事業税非課税廃止なら「地域医療に混乱」-日医見解 
11月25日 キャリアブレーン 
     
日本医師会の今村聡常任理事は11月25日の定例記者会見で、医療機関の事業税非課税措置などの見直しに対する日医の見解を発表した。今村常任理事は、非課税が廃止された場合の増税額などを示した上で、課税されれば医療機関の経営基盤が揺らぎ、結果的に地域医療に混乱を来すとの懸念を示した。 


 今村常任理事はまず、医療機関の事業税の非課税措置と、医療法人の事業税の軽減税率について説明。その上で、2008年度のTKC医業経営指標を基に試算した、事業税の特例が廃止された場合の平均年間増税額を示した。 
 それによると、社会保険診療の非課税が廃止された場合は、個人診療所で118.3万円、法人診療所で40.1万円、法人一般病院で288.9万円の税負担増となる。 
 一方、社会保険診療の非課税と、社会保険診療以外の軽減税率の両方が廃止された場合の税負担増は、個人診療所で118.3万円、法人診療所で43.2万円、法人一般病院で418.2万円。 
 今村常任理事はまた、厚生労働省の「来年度税制改正(地方税)要望事項」を基に、社会保険診療の非課税と、医療法人の軽減税率を廃止した場合の税の見込み額は、それぞれ1100.7億円、10.38億円と指摘した。 

 その上で、社会保険診療は、▽公共性、非営利性の極めて高い事業▽極めて低廉で事業税非課税を前提とした公定価格-などと指摘。利益が出ても配当はされずに内部留保され、医業の再生産のために使用されると強調した。 
 非課税の経緯については、診療報酬を非常に低く抑えるかわりに、「公共的な医療を行うものについて」税を軽減するということなどと述べた。 
 また事業税は、「それぞれの業種が地域で事業を行うに当たって、行政からさまざまなサービスを受けていることに対する対価として払う税という考え方が当然ある」とした上で、医師は予防接種や住民健診など、行政が行うべき公共性の高いサービスを代行し、地域住民活動を支えていると強調。事業税が課税されれば医療機関の経営基盤が揺らぎ、結果的には地域医療に混乱を来すと指摘した。 

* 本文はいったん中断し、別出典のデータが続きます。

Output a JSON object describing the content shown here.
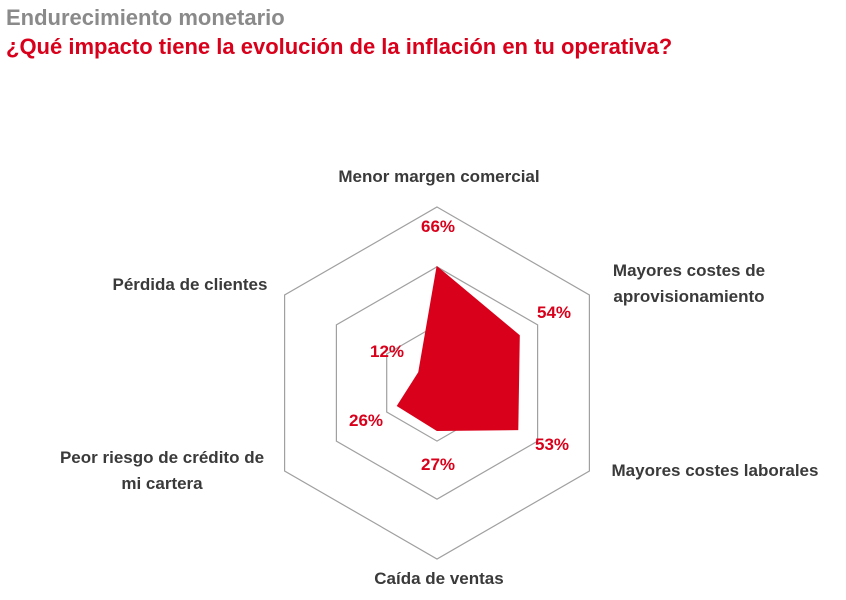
{
  "header": {
    "supertitle": "Endurecimiento monetario",
    "title": "¿Qué impacto tiene la evolución de la inflación en tu operativa?"
  },
  "colors": {
    "accent": "#d9001b",
    "grid": "#a0a0a0",
    "label": "#3a3a3a",
    "supertitle": "#8a8a8a"
  },
  "chart_data": {
    "type": "radar",
    "title": "¿Qué impacto tiene la evolución de la inflación en tu operativa?",
    "categories": [
      [
        "Menor margen comercial"
      ],
      [
        "Mayores costes de",
        "aprovisionamiento"
      ],
      [
        "Mayores costes laborales"
      ],
      [
        "Caída de ventas"
      ],
      [
        "Peor riesgo de crédito de",
        "mi cartera"
      ],
      [
        "Pérdida de clientes"
      ]
    ],
    "values": [
      66,
      54,
      53,
      27,
      26,
      12
    ],
    "value_labels": [
      "66%",
      "54%",
      "53%",
      "27%",
      "26%",
      "12%"
    ],
    "rmax": 100,
    "grid_levels": [
      33,
      66,
      100
    ],
    "unit": "%"
  }
}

 今村常任理事は会見で、「診療報酬が大きく増え、増えたことに対して『収入が増えているからきちんとした税を払ってください』という考え方は理解できる」とした。しかし、財務省が診療報酬の原則引き下げの方針を示しており、地方自治体は税収確保のための課税を求めていることから、「医療に対してどのように国として考えているか、整合性が全くない状況」などと指摘した。また、今後の事業税のあり方に関する議論については、「医療機関の存立に影響しない範囲で少しずつ制度が変わっていくということなら、議論の余地はあると思う」などと述べた。